Hannah was in deep anguish, crying bitterly as she prayed to the Lord. And she made this vow: “O Lord of Heaven’s Armies, if you will look upon my sorrow and answer my prayer and give me a son, then I will give him back to you. He will be yours for his entire lifetime, and as a sign that he has been dedicated to the Lord, his hair will never be cut.”
(1 Samuel 1:10-11)
Hannah had good reason to feel discouraged and bitter. She was unable to bear children; she shared her husband with a woman who ridiculed her (1:7); her loving husband could not solve her problem (1:8); and even the high priest misunderstood her motives (1:14). But instead of retaliating or giving up hope, Hannah prayed. She brought her problem honestly before God.

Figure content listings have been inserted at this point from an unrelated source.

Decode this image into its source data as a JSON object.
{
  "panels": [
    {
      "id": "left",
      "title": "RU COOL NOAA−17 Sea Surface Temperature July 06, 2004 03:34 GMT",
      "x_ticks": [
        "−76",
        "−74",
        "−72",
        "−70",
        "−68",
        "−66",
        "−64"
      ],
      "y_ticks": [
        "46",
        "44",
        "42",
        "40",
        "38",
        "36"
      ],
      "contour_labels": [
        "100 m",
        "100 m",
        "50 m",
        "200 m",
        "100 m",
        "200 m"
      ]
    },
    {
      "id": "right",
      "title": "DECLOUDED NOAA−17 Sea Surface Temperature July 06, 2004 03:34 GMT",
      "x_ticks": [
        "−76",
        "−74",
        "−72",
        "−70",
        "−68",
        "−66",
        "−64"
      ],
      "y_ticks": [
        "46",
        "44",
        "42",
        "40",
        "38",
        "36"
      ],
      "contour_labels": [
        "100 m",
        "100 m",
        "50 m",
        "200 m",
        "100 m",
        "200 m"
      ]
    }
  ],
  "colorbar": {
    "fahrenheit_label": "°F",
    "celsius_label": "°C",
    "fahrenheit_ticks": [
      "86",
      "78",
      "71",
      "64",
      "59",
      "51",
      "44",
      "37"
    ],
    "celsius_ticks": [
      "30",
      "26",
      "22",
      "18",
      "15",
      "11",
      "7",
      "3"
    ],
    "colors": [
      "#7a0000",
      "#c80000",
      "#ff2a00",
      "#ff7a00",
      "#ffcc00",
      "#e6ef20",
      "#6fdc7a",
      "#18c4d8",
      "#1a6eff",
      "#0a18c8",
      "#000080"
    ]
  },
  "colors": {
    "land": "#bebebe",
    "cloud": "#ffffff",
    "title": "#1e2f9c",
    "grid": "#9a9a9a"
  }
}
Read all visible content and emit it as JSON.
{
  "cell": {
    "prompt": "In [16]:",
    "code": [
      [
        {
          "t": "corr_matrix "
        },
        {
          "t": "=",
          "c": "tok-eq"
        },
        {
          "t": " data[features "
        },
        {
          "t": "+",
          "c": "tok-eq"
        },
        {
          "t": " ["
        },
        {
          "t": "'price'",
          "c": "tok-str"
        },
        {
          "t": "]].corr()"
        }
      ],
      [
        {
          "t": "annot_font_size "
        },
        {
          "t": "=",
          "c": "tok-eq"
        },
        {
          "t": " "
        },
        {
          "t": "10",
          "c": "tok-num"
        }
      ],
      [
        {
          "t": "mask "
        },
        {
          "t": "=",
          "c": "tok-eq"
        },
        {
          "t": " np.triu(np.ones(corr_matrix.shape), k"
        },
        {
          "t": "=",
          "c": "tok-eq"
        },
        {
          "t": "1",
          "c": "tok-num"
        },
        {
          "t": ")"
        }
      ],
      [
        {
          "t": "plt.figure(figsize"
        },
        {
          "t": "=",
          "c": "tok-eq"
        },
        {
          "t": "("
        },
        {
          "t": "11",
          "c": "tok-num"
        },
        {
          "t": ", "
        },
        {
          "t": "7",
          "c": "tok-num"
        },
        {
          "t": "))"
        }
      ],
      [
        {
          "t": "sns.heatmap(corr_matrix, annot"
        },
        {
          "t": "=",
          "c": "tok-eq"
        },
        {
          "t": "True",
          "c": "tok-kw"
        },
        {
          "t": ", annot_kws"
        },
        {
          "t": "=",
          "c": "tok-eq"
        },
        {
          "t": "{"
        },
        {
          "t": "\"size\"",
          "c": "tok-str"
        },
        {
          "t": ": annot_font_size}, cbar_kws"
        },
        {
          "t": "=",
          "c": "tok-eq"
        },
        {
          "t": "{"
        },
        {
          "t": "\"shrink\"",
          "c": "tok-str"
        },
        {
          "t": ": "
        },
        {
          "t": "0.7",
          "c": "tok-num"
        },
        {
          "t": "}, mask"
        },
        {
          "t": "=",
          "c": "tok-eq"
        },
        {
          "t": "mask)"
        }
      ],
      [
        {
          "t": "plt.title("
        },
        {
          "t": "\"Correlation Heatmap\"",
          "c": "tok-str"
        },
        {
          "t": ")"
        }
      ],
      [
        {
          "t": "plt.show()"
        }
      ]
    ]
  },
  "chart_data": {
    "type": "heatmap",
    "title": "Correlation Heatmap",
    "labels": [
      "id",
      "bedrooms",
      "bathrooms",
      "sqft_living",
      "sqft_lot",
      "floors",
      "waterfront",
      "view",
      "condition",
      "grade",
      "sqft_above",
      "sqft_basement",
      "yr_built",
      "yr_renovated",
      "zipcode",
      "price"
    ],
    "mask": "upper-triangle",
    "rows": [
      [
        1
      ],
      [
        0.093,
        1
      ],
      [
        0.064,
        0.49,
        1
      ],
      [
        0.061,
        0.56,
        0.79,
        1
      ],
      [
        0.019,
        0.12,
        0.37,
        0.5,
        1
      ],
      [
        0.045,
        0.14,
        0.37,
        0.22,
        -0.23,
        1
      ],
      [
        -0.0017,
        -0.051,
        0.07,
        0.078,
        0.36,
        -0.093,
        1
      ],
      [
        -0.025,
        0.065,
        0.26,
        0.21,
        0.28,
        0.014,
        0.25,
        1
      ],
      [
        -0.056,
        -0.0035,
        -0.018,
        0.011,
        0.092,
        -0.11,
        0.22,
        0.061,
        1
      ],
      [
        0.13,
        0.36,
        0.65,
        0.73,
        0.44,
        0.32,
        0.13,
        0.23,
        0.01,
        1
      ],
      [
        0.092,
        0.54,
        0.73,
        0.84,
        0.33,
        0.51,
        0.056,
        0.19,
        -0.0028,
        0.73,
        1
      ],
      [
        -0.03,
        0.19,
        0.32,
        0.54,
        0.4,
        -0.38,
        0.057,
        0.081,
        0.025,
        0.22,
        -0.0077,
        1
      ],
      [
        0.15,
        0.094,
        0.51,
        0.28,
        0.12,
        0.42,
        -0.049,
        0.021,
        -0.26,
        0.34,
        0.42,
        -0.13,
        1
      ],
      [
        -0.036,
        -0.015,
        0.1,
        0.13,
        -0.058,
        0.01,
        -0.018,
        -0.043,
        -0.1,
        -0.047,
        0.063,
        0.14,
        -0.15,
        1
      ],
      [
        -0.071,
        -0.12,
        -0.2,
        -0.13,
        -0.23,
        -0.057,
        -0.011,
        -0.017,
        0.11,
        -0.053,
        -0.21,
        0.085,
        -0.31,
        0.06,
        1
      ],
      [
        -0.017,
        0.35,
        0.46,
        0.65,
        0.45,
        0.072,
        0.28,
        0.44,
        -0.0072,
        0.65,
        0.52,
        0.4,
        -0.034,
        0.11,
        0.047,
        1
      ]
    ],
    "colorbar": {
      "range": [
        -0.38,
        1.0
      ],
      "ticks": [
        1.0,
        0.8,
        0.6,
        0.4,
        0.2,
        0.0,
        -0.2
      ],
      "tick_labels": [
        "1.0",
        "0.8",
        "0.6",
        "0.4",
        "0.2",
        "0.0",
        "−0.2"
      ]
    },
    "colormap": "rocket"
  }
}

We may face times of barrenness when nothing “comes to birth” in our work, service, or relationships. Praying in faith can be difficult when we feel so ineffective. But, as Hannah discovered, prayer opens the way for God to work (1:19-20).
Hannah so desperately wanted a child that she was willing to strike a bargain with God. God took her up on her promise, and to Hannah’s credit, she did her part, even though it was painful (1:27-28).
Although we are not in a position to barter with God, he may still choose to answer a prayer that has an attached promise. When you pray, ask yourself, “Will I follow through on any promises I make to God if he grants my request?” God keeps his promises, and he expects you to keep yours.
Do you feel desperate—like Hannah, pleading with God for an answer? Keep praying . . . and pleading. God hears, and he loves and will answer. In the meantime, thank him for his answers and keep faithfully serving him.